PBNU Resmi Undang Prabowo Buka Muktamar ke-35 di Jombang, Persiapan 40 Hari Terakhir
Baca dalam 60 detik
- PBNU mengirimkan undangan resmi kepada Presiden Prabowo Subianto untuk membuka Muktamar ke-35 NU yang akan berlangsung di Ponpes Bahrul Ulum, Jombang, pada 27-31 Agustus 2026.
- Sekjen PBNU Gus Ipul memastikan konsolidasi dengan PWNU dan PCNU se-Indonesia terus dilakukan agar seluruh pengurus daerah dapat berpartisipasi penuh dalam muktamar.
- PBNU memberikan kebijakan khusus bagi PWNU Papua dan membentuk tim khusus yang dipimpin Mohammad Nuh untuk mempercepat penerbitan SK kepengurusan daerah.

Pengurus Besar Nahdlatul Ulama (PBNU) secara resmi mengundang Presiden Prabowo Subianto untuk membuka langsung Muktamar ke-35 NU yang akan digelar di Pondok Pesantren Bahrul Ulum, Tambakberas, Jombang, Jawa Timur, pada 27-31 Agustus 2026. Undangan ini disampaikan Sekretaris Jenderal PBNU Saifullah Yusuf, yang akrab disapa Gus Ipul, di sela-sela persiapan yang memasuki masa kritis 40 hari terakhir.
Gus Ipul menegaskan bahwa PBNU terus melakukan konsolidasi dengan Pengurus Wilayah NU (PWNU) dan Pengurus Cabang NU (PCNU) di seluruh Indonesia. Targetnya, seluruh pengurus daerah dapat menjadi peserta penuh dalam muktamar sesuai dengan hak organisasi. "Kami berharap seluruh PW dan PC yang belum melengkapi dokumen agar segera menyelesaikannya demi mendapatkan Surat Keputusan dari PBNU," ujarnya di Kantor PWNU Jawa Timur, Surabaya, Selasa (21/7).

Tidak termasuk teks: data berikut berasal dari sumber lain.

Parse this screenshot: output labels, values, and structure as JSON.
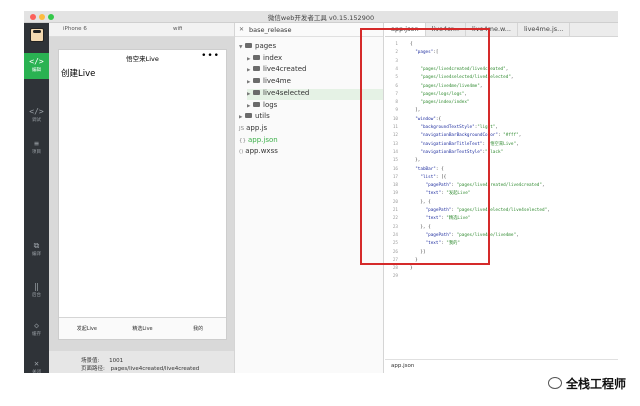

Untuk mempercepat proses administrasi, PBNU membentuk tim khusus dari jajaran Syuriah yang dipimpin oleh Mohammad Nuh. Tim ini bertugas menuntaskan penerbitan SK bagi PWNU dan PCNU yang masih tertunda. Selain itu, PBNU memberikan kebijakan khusus bagi PWNU di tanah Papua, termasuk pendampingan dan mitigasi bagi cabang-cabang yang belum melengkapi dokumen. Langkah ini diambil untuk memastikan partisipasi penuh dari seluruh elemen NU di daerah.
Gus Ipul juga mengimbau seluruh jajaran NU untuk tidak mudah percaya pada berita hoaks yang beredar. Ia meminta agar semua informasi terkait muktamar hanya diakses melalui kanal resmi PBNU. "Di luar sana banyak berita yang menyesatkan. Ikuti seluruh proses resmi yang dilakukan PBNU," tegasnya. Imbauan ini disampaikan menyusul maraknya informasi tidak akurat yang berpotensi mengganggu kelancaran persiapan.
Muktamar ke-35 NU kali ini memiliki arti strategis, tidak hanya bagi internal organisasi tetapi juga bagi peta politik nasional. Kehadiran Presiden Prabowo Subianto sebagai pembuka acara menjadi simbol kedekatan antara pemerintah dan ormas Islam terbesar di Indonesia. Di sisi lain, konsolidasi internal yang gencar dilakukan PBNU menunjukkan upaya untuk memperkuat soliditas organisasi di tengah dinamika politik yang kerap memanfaatkan isu keagamaan.
Gus Ipul menyampaikan apresiasi kepada PWNU Jawa Timur, PCNU se-Jawa Timur, dan Pondok Pesantren Bahrul Ulum yang telah berkontribusi dalam persiapan. "Kami berterima kasih atas partisipasi dan kontribusi semua pihak dalam mensukseskan muktamar yang akan datang," ujarnya. Dengan waktu yang tersisa kurang dari 40 hari, PBNU optimistis seluruh rangkaian acara dapat berjalan lancar sesuai rencana.